Spend tokens for quality
Faster isn't always cheaper.
The same guide argues for Claude Code's extended thinking mode when you need implementations that actually stick [Source: TDS]. The logic: longer agent processing time often beats fast but error-prone outputs that require manual correction cycles. Combined with OpenClaw and cron jobs for unattended tasks like code reviews and bug triaging, you can spend tokens efficiently without hovering over every session.
Trade latency for correctness—your refactor queue will shrink.
Piebald-AI/claude-code-system-prompts - GitHub4 hours ago ... All parts of Claude Code's system prompt, 27 builtin tool descriptions, sub agent prompts (Plan/Explore/Task), utility prompts (CLAUDE.md, compact, ...github.com
Based on your search intents about advanced Claude Code prompting, agentic coding workflows, and Cursor AI pair programming, I found relevant information about Claude Code's system architecture and advanced techniques.
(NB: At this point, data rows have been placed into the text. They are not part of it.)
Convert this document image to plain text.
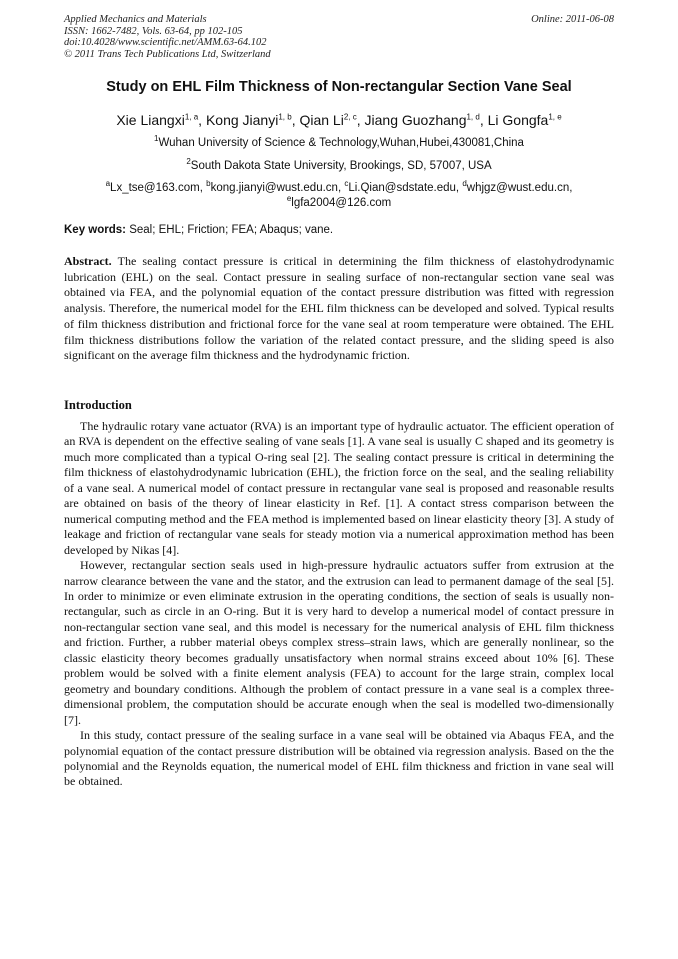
Applied Mechanics and Materials
ISSN: 1662-7482, Vols. 63-64, pp 102-105
doi:10.4028/www.scientific.net/AMM.63-64.102
© 2011 Trans Tech Publications Ltd, Switzerland
Online: 2011-06-08
Study on EHL Film Thickness of Non-rectangular Section Vane Seal
Xie Liangxi$^{1, a}$, Kong Jianyi$^{1, b}$, Qian Li$^{2, c}$, Jiang Guozhang$^{1, d}$, Li Gongfa$^{1, e}$
$^1$Wuhan University of Science & Technology,Wuhan,Hubei,430081,China
$^2$South Dakota State University, Brookings, SD, 57007, USA
$^a$Lx_tse@163.com, $^b$kong.jianyi@wust.edu.cn, $^c$Li.Qian@sdstate.edu, $^d$whjgz@wust.edu.cn,
$^e$lgfa2004@126.com
Key words: Seal; EHL; Friction; FEA; Abaqus; vane.
Abstract. The sealing contact pressure is critical in determining the film thickness of elastohydrodynamic lubrication (EHL) on the seal. Contact pressure in sealing surface of non-rectangular section vane seal was obtained via FEA, and the polynomial equation of the contact pressure distribution was fitted with regression analysis. Therefore, the numerical model for the EHL film thickness can be developed and solved. Typical results of film thickness distribution and frictional force for the vane seal at room temperature were obtained. The EHL film thickness distributions follow the variation of the related contact pressure, and the sliding speed is also significant on the average film thickness and the hydrodynamic friction.
Introduction

The hydraulic rotary vane actuator (RVA) is an important type of hydraulic actuator. The efficient operation of an RVA is dependent on the effective sealing of vane seals [1]. A vane seal is usually C shaped and its geometry is much more complicated than a typical O-ring seal [2]. The sealing contact pressure is critical in determining the film thickness of elastohydrodynamic lubrication (EHL), the friction force on the seal, and the sealing reliability of a vane seal. A numerical model of contact pressure in rectangular vane seal is proposed and reasonable results are obtained on basis of the theory of linear elasticity in Ref. [1]. A contact stress comparison between the numerical computing method and the FEA method is implemented based on linear elasticity theory [3]. A study of leakage and friction of rectangular vane seals for steady motion via a numerical approximation method has been developed by Nikas [4].

However, rectangular section seals used in high-pressure hydraulic actuators suffer from extrusion at the narrow clearance between the vane and the stator, and the extrusion can lead to permanent damage of the seal [5]. In order to minimize or even eliminate extrusion in the operating conditions, the section of seals is usually non-rectangular, such as circle in an O-ring. But it is very hard to develop a numerical model of contact pressure in non-rectangular section vane seal, and this model is necessary for the numerical analysis of EHL film thickness and friction. Further, a rubber material obeys complex stress–strain laws, which are generally nonlinear, so the classic elasticity theory becomes gradually unsatisfactory when normal strains exceed about 10% [6]. These problem would be solved with a finite element analysis (FEA) to account for the large strain, complex local geometry and boundary conditions. Although the problem of contact pressure in a vane seal is a complex three-dimensional problem, the computation should be accurate enough when the seal is modelled two-dimensionally [7].

In this study, contact pressure of the sealing surface in a vane seal will be obtained via Abaqus FEA, and the polynomial equation of the contact pressure distribution will be obtained via regression analysis. Based on the the polynomial and the Reynolds equation, the numerical model of EHL film thickness and friction in vane seal will be obtained.
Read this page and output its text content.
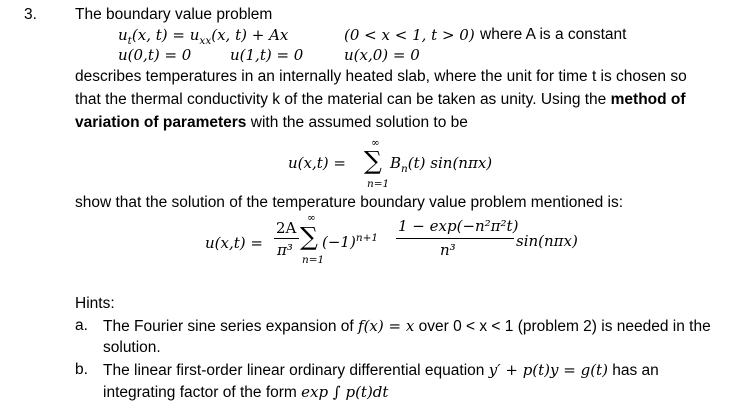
3. The boundary value problem
$u_t(x$, $t) = u_{xx}(x$, t) + Ax	(0 < x < 1, t > 0) where A is a constant
u(0,t) = 0	u(1,t) = 0	u(x,0) = 0
describes temperatures in an internally heated slab, where the unit for time t is chosen so
that the thermal conductivity k of the material can be taken as unity. Using the method of
variation of parameters with the assumed solution to be
u(x,t) =
∞
∑
n=1
$B_n(t)$ sin(nπx)
show that the solution of the temperature boundary value problem mentioned is:
u(x,t) =
2A
π³
∞
∑
n=1
$(-1)^{n+1}$
1 − exp(−n²π²t)
n³	sin(nπx)
Hints:
a. The Fourier sine series expansion of f(x) = x over 0 < x < 1 (problem 2) is needed in the
solution.
b. The linear first-order linear ordinary differential equation y′ + p(t)y = g(t) has an
integrating factor of the form exp ∫ p(t)dt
This GitHub repository contains an up-to-date extraction of Claude Code's ~40 system prompts and 110+ total prompt strings as of version 2.1.169, maintained by the team behind Piebald. The repository includes detailed documentation of agent prompts for subagents like Explore and Plan modes, specialized creation assistants for CLAUDE.md generation, and advanced slash commands like /batch for parallelizable changes, /code-review with multiple effort modes, and /security-review for vulnerability analysis. The system also documents numerous utility agents including background job orchestration, conversation summarization, memory consolidation for persistent context, and autonomous operation guidelines. For workflow automation, the repository details coordinator mode instructions for delegating work to worker agents, various skill definitions for scheduling and recurring tasks, and tools like the Workflow system for deterministic multi-subagent orchestration including concurrency control and resume behavior. The content covers best practices for agent design patterns, tool surface optimization, context management strategies, and agentic coding patterns that directly support the kind of advanced development automation and "vibe coding" workflows you're interested in mastering.
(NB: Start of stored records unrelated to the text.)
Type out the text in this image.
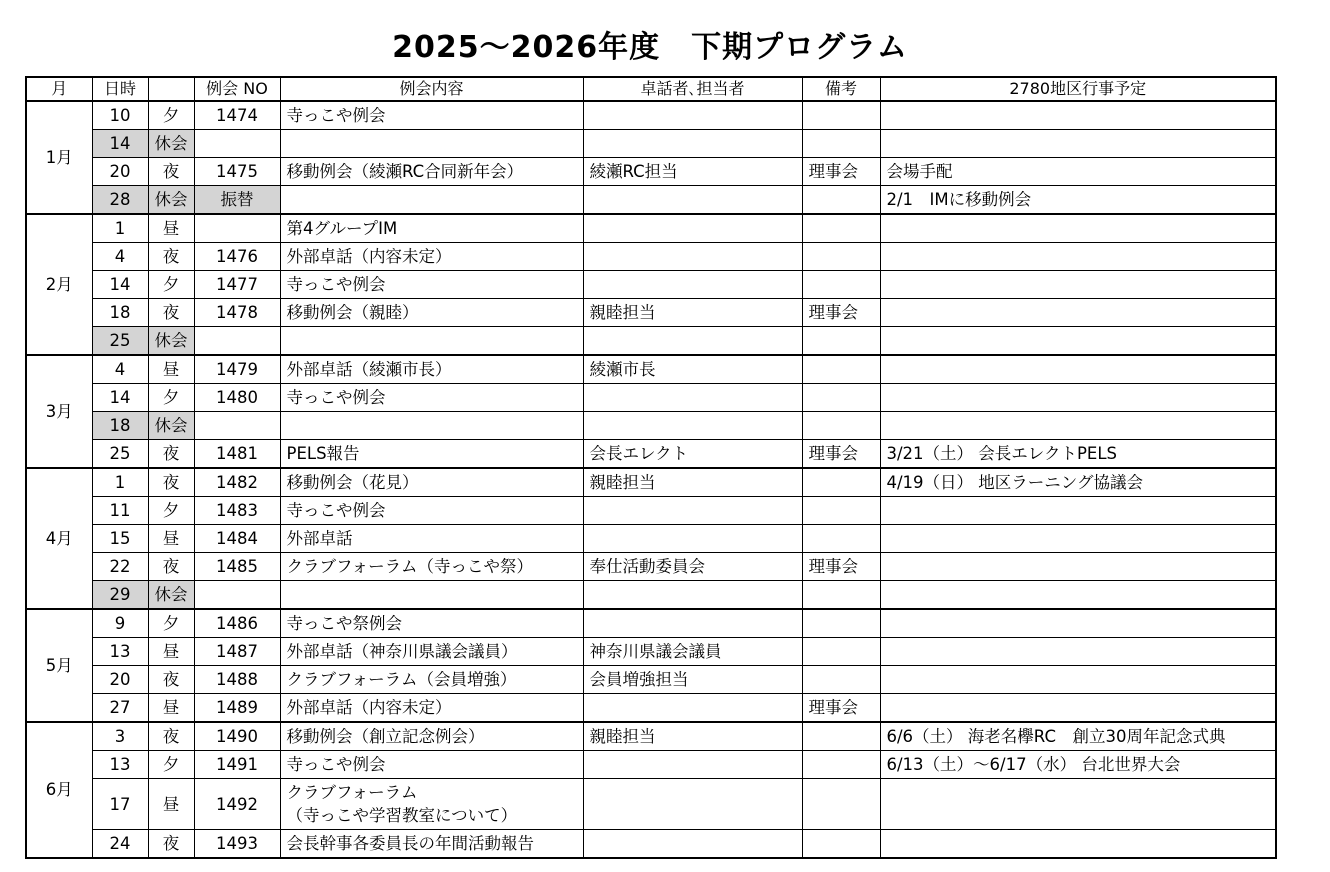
2025～2026年度　下期プログラム
月	日時		例会 NO	例会内容	卓話者､担当者	備考	2780地区行事予定
1月	10	夕	1474	寺っこや例会			
	14	休会					
	20	夜	1475	移動例会（綾瀬RC合同新年会）	綾瀬RC担当	理事会	会場手配
	28	休会	振替				2/1　IMに移動例会
2月	1	昼		第4グループIM			
	4	夜	1476	外部卓話（内容未定）			
	14	夕	1477	寺っこや例会			
	18	夜	1478	移動例会（親睦）	親睦担当	理事会	
	25	休会					
3月	4	昼	1479	外部卓話（綾瀬市長）	綾瀬市長		
	14	夕	1480	寺っこや例会			
	18	休会					
	25	夜	1481	PELS報告	会長エレクト	理事会	3/21（土） 会長エレクトPELS
4月	1	夜	1482	移動例会（花見）	親睦担当		4/19（日） 地区ラーニング協議会
	11	夕	1483	寺っこや例会			
	15	昼	1484	外部卓話			
	22	夜	1485	クラブフォーラム（寺っこや祭）	奉仕活動委員会	理事会	
	29	休会					
5月	9	夕	1486	寺っこや祭例会			
	13	昼	1487	外部卓話（神奈川県議会議員）	神奈川県議会議員		
	20	夜	1488	クラブフォーラム（会員増強）	会員増強担当		
	27	昼	1489	外部卓話（内容未定）		理事会	
6月	3	夜	1490	移動例会（創立記念例会）	親睦担当		6/6（土） 海老名欅RC　創立30周年記念式典
	13	夕	1491	寺っこや例会			6/13（土）～6/17（水） 台北世界大会
	17	昼	1492	クラブフォーラム
（寺っこや学習教室について）			

	24	夜	1493	会長幹事各委員長の年間活動報告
Karpathy framing agentic engineering as the next step past vibe ...9 hours ago ... 90% of my coding routine is automated by AI agents.” In this 30-minute talk, Andrej Karpathy explains how to build an AI agent workflow from scratch. Worth ...x.com

Andrej Karpathy frames agentic engineering as the evolution beyond vibe coding, emphasizing that the critical skill shift is moving from writing code to designing the loop that agents operate within. In a 30-minute talk, Karpathy shares how he automates 90% of his coding routine using AI agents and provides guidance on building AI agent workflows from scratch, positioning agentic engineering as the next level of development practice.
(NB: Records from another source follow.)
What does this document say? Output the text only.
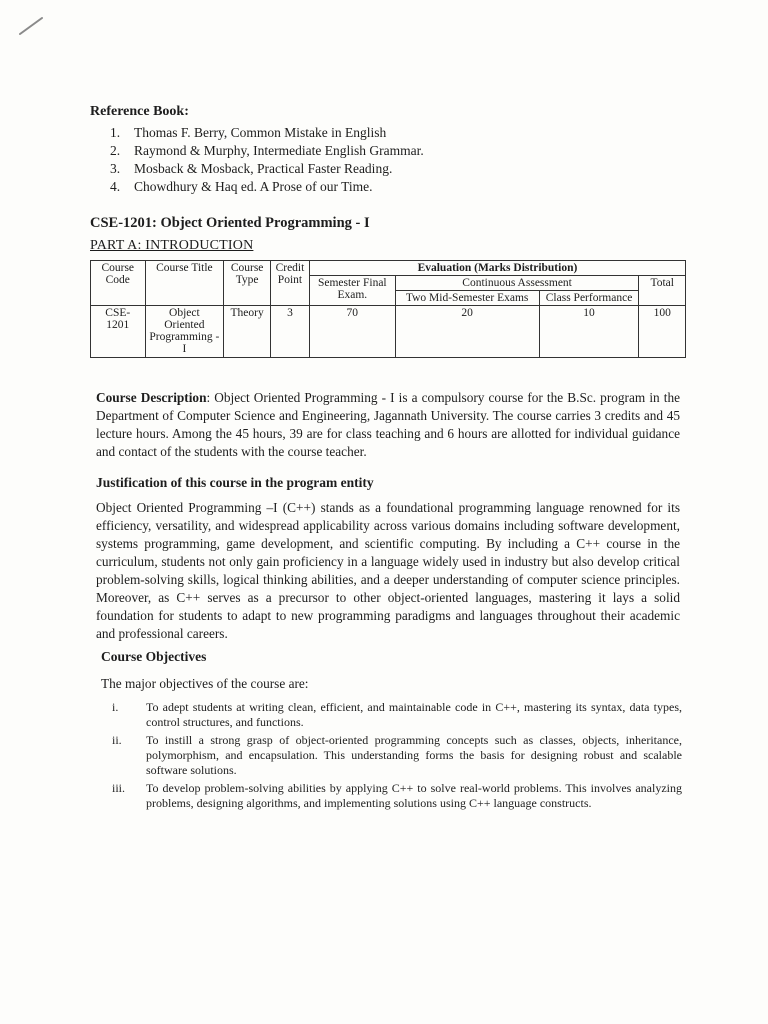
Reference Book:
1.	Thomas F. Berry, Common Mistake in English
2.	Raymond & Murphy, Intermediate English Grammar.
3.	Mosback & Mosback, Practical Faster Reading.
4.	Chowdhury & Haq ed. A Prose of our Time.
CSE-1201: Object Oriented Programming - I
PART A: INTRODUCTION
Course Code	Course Title	Course Type	Credit Point	Evaluation (Marks Distribution)			
				Semester Final Exam.	Continuous Assessment		Total
					Two Mid-Semester Exams	Class Performance	
CSE-1201	Object Oriented Programming - I	Theory	3	70	20	10	100

Course Description: Object Oriented Programming - I is a compulsory course for the B.Sc. program in the Department of Computer Science and Engineering, Jagannath University. The course carries 3 credits and 45 lecture hours. Among the 45 hours, 39 are for class teaching and 6 hours are allotted for individual guidance and contact of the students with the course teacher.

Justification of this course in the program entity

Object Oriented Programming –I (C++) stands as a foundational programming language renowned for its efficiency, versatility, and widespread applicability across various domains including software development, systems programming, game development, and scientific computing. By including a C++ course in the curriculum, students not only gain proficiency in a language widely used in industry but also develop critical problem-solving skills, logical thinking abilities, and a deeper understanding of computer science principles. Moreover, as C++ serves as a precursor to other object-oriented languages, mastering it lays a solid foundation for students to adapt to new programming paradigms and languages throughout their academic and professional careers.

Course Objectives
The major objectives of the course are:
i.	To adept students at writing clean, efficient, and maintainable code in C++, mastering its syntax, data types, control structures, and functions.
ii.	To instill a strong grasp of object-oriented programming concepts such as classes, objects, inheritance, polymorphism, and encapsulation. This understanding forms the basis for designing robust and scalable software solutions.
iii.	To develop problem-solving abilities by applying C++ to solve real-world problems. This involves analyzing problems, designing algorithms, and implementing solutions using C++ language constructs.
4 New Techniques to Maximize Claude Code | Towards Data Science14 hours ago ... Active usage of Claude Code hooks; Ultracode maximizes the effort used by coding agents to perform more advanced work; Make your coding agent present the ...towardsdatascience.com

The article covers four advanced techniques for maximizing Claude Code and Codex that directly align with your interests. First, it recommends heavy usage of OpenClaw with cron jobs to run coding agents 24/7 for automated tasks like code reviews and bug triaging, allowing you to spend tokens efficiently without constant manual oversight. Second, it explains Claude Code hooks that trigger at specific events (startup, close, when asking questions, finishing tasks), enabling automation like sound notifications when the agent needs your review, helping you manage multiple parallel agents. Third, it discusses Claude Code Ultracode with extended thinking as a method to spend more tokens for higher-quality implementations, arguing that longer agent processing time often beats fast but error-prone outputs that require manual correction. Fourth, it suggests configuring your CLAUDE.md file to have agents present remaining tasks as checkboxes and provide recaps at the end of responses, making it easier to context-switch between multiple parallel coding agents and quickly understand what needs to be done when returning to a thread after 10-30 minutes.